MeeGo is a open source, Linux-based platform.


----------



## autobulb (Oct 25, 2011)

Eh, MeeGo was interesting back when it was Maemo and before Android was out. Now that Android is firmly established why would you want to move to a niche OS? Even Nokia dropped it in favor of Windows I think.


----------



## EricErK (Jun 8, 2011)

What about ubuntu, what happend to that support? Thats what i want


----------



## technut (Oct 20, 2011)

MeeGo is already a dead or nearly-dead OS.
https://meego.com/community/blogs/imad/2011/whats-next-meego

So putting it on the TouchPad doesn't really get you anywhere.


----------



## yeahman45 (Oct 16, 2011)

meego is dead but it is still nice to be able to have another os on touchpad







touchpad is the htc hd2 for tablets


----------



## autobulb (Oct 25, 2011)

yeahman45 said:


> meego is dead but it is still nice to be able to have another os on touchpad
> 
> 
> 
> ...


Not sure what that means. Is the HD2 heavily customizable and tinkered with?


----------



## poontab (Jun 7, 2011)

autobulb said:


> Not sure what that means. Is the HD2 heavily customizable and tinkered with?


He means the HD2 came with Windows Mobile & had Android ported. Similar to the touchpad in that it was one of the last WinMo sets.
Yeah it can be modded quite extensively. Windows 98, XP, anything WinMo, 7, meego, etc.

*apologies. I should have said I think he means.


----------



## Bboy486 (Sep 20, 2011)

Ubuntu via vlc.

http://forum.xda-developers.com/showthread.php?t=962023

I'm not big into Linux and since wine will not work on arm processor I do not see a end use. But cool nonetheless.


----------



## Nburnes (Oct 8, 2011)

Bboy486 said:


> Ubuntu via vlc.
> 
> http://forum.xda-dev...ad.php?t=962023
> 
> I'm not big into Linux and since wine will not work on arm processor I do not see a end use. But cool nonetheless.

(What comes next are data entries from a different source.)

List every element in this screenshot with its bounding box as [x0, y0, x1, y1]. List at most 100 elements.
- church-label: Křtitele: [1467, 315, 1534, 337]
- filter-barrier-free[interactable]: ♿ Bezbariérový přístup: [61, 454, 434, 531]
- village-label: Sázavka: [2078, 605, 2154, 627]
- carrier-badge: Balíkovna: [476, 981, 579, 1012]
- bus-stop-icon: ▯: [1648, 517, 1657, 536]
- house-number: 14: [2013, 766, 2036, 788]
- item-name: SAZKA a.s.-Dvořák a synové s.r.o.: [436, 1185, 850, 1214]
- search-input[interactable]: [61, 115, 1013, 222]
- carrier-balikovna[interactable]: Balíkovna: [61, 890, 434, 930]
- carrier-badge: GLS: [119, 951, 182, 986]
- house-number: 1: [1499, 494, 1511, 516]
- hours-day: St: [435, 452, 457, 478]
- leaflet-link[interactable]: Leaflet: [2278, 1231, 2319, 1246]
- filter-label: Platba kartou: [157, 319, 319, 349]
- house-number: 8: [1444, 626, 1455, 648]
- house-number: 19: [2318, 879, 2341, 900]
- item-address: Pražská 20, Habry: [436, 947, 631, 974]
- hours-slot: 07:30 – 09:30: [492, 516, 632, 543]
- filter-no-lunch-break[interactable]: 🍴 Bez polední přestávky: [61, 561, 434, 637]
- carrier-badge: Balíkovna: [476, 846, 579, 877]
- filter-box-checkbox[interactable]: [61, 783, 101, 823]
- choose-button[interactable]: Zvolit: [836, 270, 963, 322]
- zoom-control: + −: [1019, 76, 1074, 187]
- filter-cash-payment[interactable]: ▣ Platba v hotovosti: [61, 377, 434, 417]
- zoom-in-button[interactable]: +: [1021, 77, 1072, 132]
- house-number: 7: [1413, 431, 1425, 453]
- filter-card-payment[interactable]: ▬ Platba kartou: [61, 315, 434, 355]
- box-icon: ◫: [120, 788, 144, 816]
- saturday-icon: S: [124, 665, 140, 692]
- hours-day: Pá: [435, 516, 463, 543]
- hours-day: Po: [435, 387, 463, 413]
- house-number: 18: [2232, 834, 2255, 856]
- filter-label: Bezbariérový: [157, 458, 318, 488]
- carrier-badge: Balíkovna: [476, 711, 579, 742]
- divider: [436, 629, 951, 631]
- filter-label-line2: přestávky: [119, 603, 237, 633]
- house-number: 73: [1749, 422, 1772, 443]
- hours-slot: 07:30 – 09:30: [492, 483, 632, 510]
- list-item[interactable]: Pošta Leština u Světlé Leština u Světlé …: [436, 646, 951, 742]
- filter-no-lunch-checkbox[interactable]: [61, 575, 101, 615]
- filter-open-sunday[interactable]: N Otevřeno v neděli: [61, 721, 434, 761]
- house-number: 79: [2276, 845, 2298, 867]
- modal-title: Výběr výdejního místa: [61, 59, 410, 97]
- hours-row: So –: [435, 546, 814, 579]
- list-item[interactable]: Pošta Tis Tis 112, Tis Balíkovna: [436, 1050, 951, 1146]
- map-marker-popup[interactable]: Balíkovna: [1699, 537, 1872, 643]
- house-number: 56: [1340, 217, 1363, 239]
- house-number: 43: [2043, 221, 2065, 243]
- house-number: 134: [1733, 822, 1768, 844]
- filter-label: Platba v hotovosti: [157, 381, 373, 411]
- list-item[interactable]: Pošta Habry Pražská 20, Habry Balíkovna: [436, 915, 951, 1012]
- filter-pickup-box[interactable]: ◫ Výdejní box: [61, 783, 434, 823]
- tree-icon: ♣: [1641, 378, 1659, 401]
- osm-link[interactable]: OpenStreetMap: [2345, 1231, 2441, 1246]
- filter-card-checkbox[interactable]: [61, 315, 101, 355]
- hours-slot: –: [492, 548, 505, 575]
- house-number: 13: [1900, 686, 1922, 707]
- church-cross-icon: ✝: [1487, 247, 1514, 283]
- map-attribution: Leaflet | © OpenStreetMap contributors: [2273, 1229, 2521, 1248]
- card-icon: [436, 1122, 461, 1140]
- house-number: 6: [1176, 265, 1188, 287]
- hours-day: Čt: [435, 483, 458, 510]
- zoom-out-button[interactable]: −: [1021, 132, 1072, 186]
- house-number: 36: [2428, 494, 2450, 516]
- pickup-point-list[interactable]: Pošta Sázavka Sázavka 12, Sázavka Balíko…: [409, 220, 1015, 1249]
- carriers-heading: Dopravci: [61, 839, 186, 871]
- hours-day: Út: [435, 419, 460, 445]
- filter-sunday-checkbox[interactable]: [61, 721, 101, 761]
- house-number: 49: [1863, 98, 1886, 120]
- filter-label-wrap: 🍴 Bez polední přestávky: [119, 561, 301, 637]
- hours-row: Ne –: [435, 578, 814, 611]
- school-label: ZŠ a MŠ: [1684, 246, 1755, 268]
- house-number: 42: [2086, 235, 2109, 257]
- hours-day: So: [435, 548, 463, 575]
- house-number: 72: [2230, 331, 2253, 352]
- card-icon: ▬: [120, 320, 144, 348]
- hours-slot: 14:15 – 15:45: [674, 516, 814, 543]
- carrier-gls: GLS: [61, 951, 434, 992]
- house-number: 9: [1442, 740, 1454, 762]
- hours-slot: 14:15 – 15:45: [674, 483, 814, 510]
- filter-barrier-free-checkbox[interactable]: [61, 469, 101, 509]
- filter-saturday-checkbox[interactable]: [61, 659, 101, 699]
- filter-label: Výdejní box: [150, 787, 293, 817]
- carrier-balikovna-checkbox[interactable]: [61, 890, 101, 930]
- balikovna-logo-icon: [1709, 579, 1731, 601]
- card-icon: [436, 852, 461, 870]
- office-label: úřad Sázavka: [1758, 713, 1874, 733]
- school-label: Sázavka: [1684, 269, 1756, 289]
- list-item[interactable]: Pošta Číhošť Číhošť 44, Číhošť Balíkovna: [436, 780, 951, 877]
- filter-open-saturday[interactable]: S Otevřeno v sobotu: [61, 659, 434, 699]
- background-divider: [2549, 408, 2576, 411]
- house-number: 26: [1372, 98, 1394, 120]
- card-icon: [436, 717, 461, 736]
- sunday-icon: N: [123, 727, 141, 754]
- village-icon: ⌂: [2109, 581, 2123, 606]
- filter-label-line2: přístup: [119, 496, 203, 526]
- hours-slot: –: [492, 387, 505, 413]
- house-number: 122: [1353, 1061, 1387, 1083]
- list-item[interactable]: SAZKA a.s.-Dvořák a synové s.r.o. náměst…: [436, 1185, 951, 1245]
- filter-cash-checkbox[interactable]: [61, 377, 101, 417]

Or you know....just use Ubuntu Chroot that has been working for months now.


----------



## yeahman45 (Oct 16, 2011)

poontab said:


> He means the HD2 came with Windows Mobile & had Android ported. Similar to the touchpad in that it was one of the last WinMo sets.
> Yeah it can be modded quite extensively. Windows 98, XP, anything WinMo, 7, meego, etc.
> 
> *apologies. I should have said I think he means.


exactly what i meant!


----------